The Year of “Two-G” Protests
The Year of “Two-G” Protests
What a difference a year makes. At the end of 2010, India was shining, defying the worldwide economic downturn that followed the 2008 implosion on Wall Street. Then, the Indian economy was still growing at over 8%, making it a welcome member at the high table of G20 where, along with China, it was expected to be an engine of world recovery. But as we approach the end of 2011, all of this seems like a distant memory.
With every forecast downgrading India's growth prospects, the rupee sliding to historical lows, institutional investors fleeing and even Indian corporates contemplating relocating their operations, the mood is one of retreat. Nothing showcased the country's backward slide more dramatically than the FDI fiasco.
That debacle provided further proof, if any were needed, that to succeed in global engagement a country needs more than English, IT and entrepreneurial savvy. The country needs good governance - the abject absence of which has been on display all of this year not just in India but the world over, roiled as it has been by waves of public anger and protests.
It provides only cold comfort that India is among several major countries facing such a leadership deficit. The year 2011 has turned out to be the year of protests - from the Arab Spring to riots in London, from anti-austerity protests in Athens and Lisbon to anti-corruption protests in Delhi, from Occupy Wall Street to rural unrest in China. All of these protests have specific and local causes but they are all fundamentally 'Two-G' protests - spurred by the effects of globalisation and a failure of governance.

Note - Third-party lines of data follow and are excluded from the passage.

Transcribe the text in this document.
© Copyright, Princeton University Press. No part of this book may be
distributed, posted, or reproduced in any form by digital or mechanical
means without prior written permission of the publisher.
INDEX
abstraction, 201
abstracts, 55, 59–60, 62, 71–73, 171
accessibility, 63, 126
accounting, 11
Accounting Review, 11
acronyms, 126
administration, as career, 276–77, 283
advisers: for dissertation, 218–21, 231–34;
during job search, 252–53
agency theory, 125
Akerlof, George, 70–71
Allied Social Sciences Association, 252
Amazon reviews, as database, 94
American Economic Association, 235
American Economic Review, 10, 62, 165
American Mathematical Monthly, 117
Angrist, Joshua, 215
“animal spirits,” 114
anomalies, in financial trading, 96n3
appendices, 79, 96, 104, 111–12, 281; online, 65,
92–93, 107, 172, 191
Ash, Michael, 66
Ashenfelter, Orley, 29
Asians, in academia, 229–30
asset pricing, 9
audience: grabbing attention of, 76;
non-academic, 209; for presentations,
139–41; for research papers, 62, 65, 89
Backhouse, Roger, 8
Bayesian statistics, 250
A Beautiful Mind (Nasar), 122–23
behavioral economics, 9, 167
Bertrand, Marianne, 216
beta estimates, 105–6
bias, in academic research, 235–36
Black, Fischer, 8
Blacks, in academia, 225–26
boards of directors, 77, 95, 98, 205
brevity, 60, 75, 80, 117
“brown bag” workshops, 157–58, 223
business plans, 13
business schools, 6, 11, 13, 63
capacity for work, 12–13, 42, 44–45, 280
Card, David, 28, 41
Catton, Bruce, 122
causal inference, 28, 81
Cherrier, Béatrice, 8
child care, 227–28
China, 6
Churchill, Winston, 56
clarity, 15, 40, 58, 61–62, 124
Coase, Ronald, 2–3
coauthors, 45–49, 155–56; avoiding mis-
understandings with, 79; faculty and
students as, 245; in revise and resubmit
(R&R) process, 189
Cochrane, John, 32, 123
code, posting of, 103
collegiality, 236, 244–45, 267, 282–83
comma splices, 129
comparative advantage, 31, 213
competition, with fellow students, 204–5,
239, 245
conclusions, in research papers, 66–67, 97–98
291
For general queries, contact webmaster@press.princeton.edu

The Arab uprising, so far toppling four rulers and threatening to unseat more still, burst forth after decades of repression. The awareness created by social media also enabled the youth to organise and sustain protests. Years of misgovernance in Europe, which built a good life for its citizens on mountains of unsustainable debt, brought countries to the brink of collapse when international creditors took flight.

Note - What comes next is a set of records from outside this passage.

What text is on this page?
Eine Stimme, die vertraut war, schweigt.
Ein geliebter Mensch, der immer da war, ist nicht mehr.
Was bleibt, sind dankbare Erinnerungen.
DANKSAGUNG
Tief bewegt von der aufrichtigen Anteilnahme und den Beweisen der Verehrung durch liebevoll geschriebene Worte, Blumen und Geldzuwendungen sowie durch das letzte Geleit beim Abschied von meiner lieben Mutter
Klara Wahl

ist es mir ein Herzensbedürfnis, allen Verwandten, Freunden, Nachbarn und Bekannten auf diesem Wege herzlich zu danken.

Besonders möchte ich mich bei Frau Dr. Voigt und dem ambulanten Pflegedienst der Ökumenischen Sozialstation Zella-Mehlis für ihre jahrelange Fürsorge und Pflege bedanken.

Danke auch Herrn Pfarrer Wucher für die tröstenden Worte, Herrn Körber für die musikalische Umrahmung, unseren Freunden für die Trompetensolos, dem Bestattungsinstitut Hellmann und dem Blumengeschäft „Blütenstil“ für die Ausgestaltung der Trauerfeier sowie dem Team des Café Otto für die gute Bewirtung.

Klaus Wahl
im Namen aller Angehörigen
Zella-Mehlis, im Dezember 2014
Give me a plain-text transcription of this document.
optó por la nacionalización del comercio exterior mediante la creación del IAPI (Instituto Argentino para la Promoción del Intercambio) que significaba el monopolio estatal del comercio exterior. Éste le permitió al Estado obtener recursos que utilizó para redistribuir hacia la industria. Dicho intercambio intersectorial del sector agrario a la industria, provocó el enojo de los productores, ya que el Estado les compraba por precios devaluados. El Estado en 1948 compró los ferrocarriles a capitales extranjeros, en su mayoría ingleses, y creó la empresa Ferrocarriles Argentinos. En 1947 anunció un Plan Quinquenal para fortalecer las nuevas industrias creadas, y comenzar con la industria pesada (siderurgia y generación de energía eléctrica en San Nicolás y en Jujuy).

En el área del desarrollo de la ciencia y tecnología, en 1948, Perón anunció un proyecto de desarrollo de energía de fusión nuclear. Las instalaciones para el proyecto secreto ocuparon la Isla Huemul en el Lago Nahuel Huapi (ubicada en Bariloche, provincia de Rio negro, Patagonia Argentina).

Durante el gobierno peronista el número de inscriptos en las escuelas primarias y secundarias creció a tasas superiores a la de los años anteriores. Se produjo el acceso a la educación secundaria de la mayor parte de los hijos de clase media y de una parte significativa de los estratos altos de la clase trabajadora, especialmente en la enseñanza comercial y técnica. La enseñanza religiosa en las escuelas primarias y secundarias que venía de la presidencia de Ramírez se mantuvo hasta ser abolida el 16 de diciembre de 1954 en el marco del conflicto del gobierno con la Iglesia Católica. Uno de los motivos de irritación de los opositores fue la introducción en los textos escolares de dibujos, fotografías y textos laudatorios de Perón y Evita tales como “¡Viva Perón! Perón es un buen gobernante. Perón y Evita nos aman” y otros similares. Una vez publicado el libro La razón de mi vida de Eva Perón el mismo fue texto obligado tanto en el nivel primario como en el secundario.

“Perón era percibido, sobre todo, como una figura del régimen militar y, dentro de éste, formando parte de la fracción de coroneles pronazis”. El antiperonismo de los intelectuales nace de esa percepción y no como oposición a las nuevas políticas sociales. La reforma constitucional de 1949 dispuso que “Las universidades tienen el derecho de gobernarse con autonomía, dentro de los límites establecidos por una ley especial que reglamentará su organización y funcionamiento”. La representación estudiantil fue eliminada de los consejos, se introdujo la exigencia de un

Globalisation of manufacturing through supply-chain, outsourcing and automation have hollowed out industry in much of the developed world and created chronic high unemployment.
Wrong-headed policies, especially in the US and the developing world, have compounded the problem by widening income inequality and laying the foundation for the '99%' to Occupy Wall Street. Increasing integration of countries through international trade and investment has spurred growth, but a large share of the benefits has gone to the wealthy and technologically savvy, whereas widespread corruption has angered ordinary citizens. Hence, the backlash against corruption involving the allocation of mining rights and telecom spectrum in India and the defiant resistance by Chinese villagers against oppressive officials who seize lands for investors are typical examples of such 'Two-G' protests.
Chinese and Indian officials boast how globalisation has brought millions out of the ranks of the poor but, as a recent OECD report notes, this trend has also expanded the gap between the rich and the poor, although growing inequality is not necessarily the consequence of globalisation, but more of poor governance.
While in Brazil and Indonesia economic growth in the past decade has gone hand in hand with declining inequality, the OECD report notes that China, India, Russia and South Africa "recorded steep increases in inequality levels during the same period, even though their economies were also expanding strongly". In the case of the US, tax and bailout policies heavily biased in favour of the rich have created a yawning wealth gap, prompting the Occupy Wall Street movement against the 1% rich.
Globalisation of media and the increasing visibility of the privileges enjoyed by the capitalists and the finance and technology elite add to the anger of the people left behind. The anger is compounded when ordinary citizens feel humiliated by the quotidian demands of corrupt functionaries as in India, or the high-handed arrogance of corrupt officials in China's villages. Unlike in the past, the internet and social media such as Twitter and YouTube have given the marginalised the tools to express their grievances and challenge authorities.
It is clear that globalisation cannot be stopped. But without fair and just governance, the clashes that marked 2011, between state authorities and forces unleashed by globalisation, may just be precursors of graver turmoil.
Nayan Chanda is editor of YaleGlobal Online.